Next-generation AI for visually occult pancreatic cancer detection in a low-prevalence setting with longitudinal stability and multi-institutional generalisability.
Authors
Affiliations (7)
Affiliations (7)
- Department of Radiology, Mayo Clinic, Rochester, Minnesota, USA.
- Radiology, University of Texas MD Anderson Cancer Center, Houston, Texas, USA.
- Radiology, University of Washington, Seattle, Washington, USA.
- Surgery, Mayo Clinic, Rochester, Minnesota, USA.
- Quantitative Health Sciences, Mayo Clinic, Rochester, Minnesota, USA.
- Gastroenterology, Hepatology and Nutrition, University of Texas MD Anderson Cancer Center, Houston, Texas, USA.

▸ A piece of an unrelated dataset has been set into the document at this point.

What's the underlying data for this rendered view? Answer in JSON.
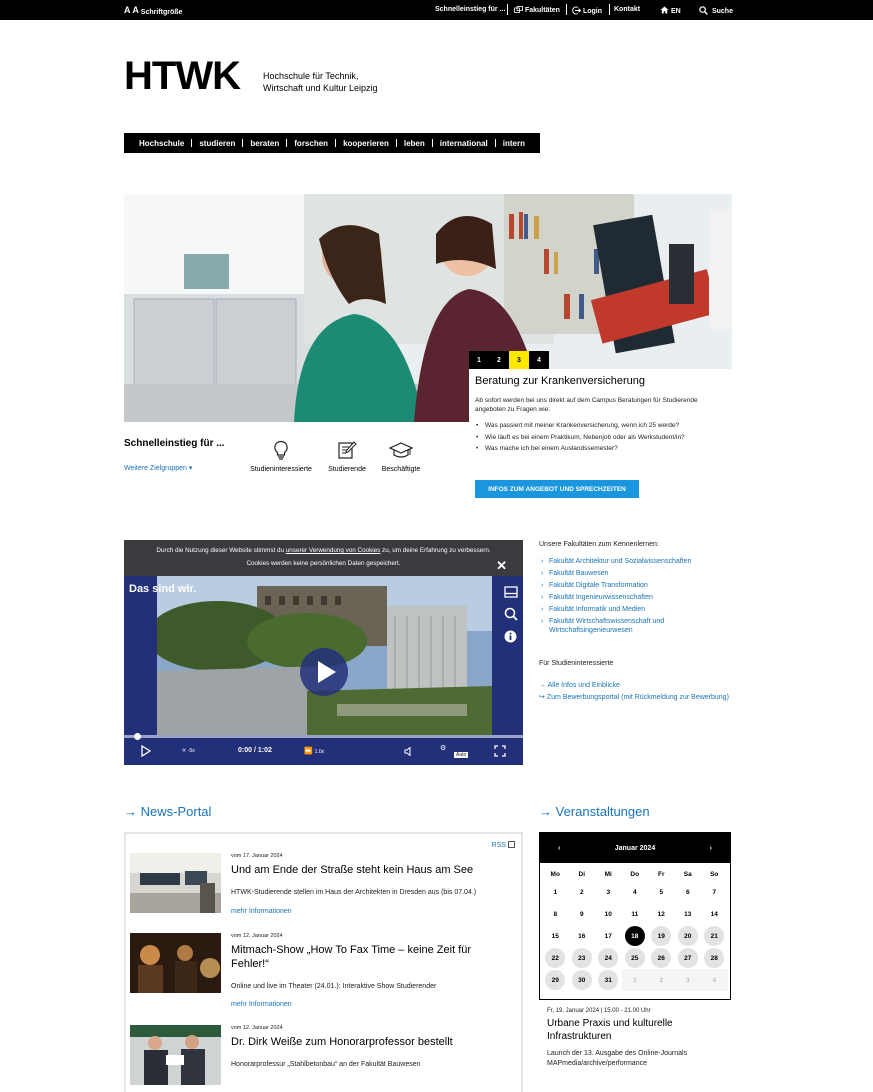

- Department of Radiology, Mayo Clinic, Rochester, Minnesota, USA [email protected].
Abstract
Failure of conventional imaging to detect pancreatic ductal adenocarcinoma (PDA) at its visually occult pre-diagnostic stage is a primary barrier to improving its otherwise poor rate of survival. To develop and validate the Radiomics-based Early Detection MODel (REDMOD), an AI framework to identify subvisual radiomic signatures of pre-diagnostic PDA on standard-of-care CT. REDMOD was trained on a multi-institutional cohort (n=969; 156 pre-diagnostic, 813 control) and tested on an independent set (n=493; 63 pre-diagnostic, 430 control), simulating a low prevalence (~1:6) early detection paradigm. The fully automated framework couples AI-driven segmentation with a heterogeneous ensemble architecture trained on a 40-feature radiomic signature derived from Synthetic Minority Over-sampling Technique (SMOTE)-balanced data. A tunable Youden Index-optimised classification threshold enables performance calibration without retraining. Validation included direct comparison with radiologists, longitudinal test-retest analysis and external specificity validation across two independent cohorts (n=539 and n=80). On an independent test set (n=493), REDMOD identified occult PDA (AUC 0.82; 73.0% sensitivity) at a median 475-day lead time. This represented nearly twofold higher sensitivity than radiologists (38.9%; p<0.001), which grew to nearly threefold (68.0% vs 23.0%) at >24 months lead time. REDMOD showed strong longitudinal stability (90-92% concordance) and generalisable specificity across multi-institutional (81.3%; n=539) and public (87.5%; n=80) datasets. Mechanistic analyses confirmed predictive power derived principally from multi-scale wavelet-filtered textural features (90% of selected signature), which outperformed unfiltered features (AUC 0.82 vs 0.74; p=0.007) in capturing subvisual architectural disruptions. REDMOD is an automated, mechanistically grounded, longitudinally stable, externally validated AI that surpasses radiologists for PDA detection at its visually occult pre-diagnostic stage. These attributes position it for prospective validation in high-risk cohorts, a necessary step towards shifting the paradigm from late-stage symptomatic diagnosis to proactive pre-clinical interception.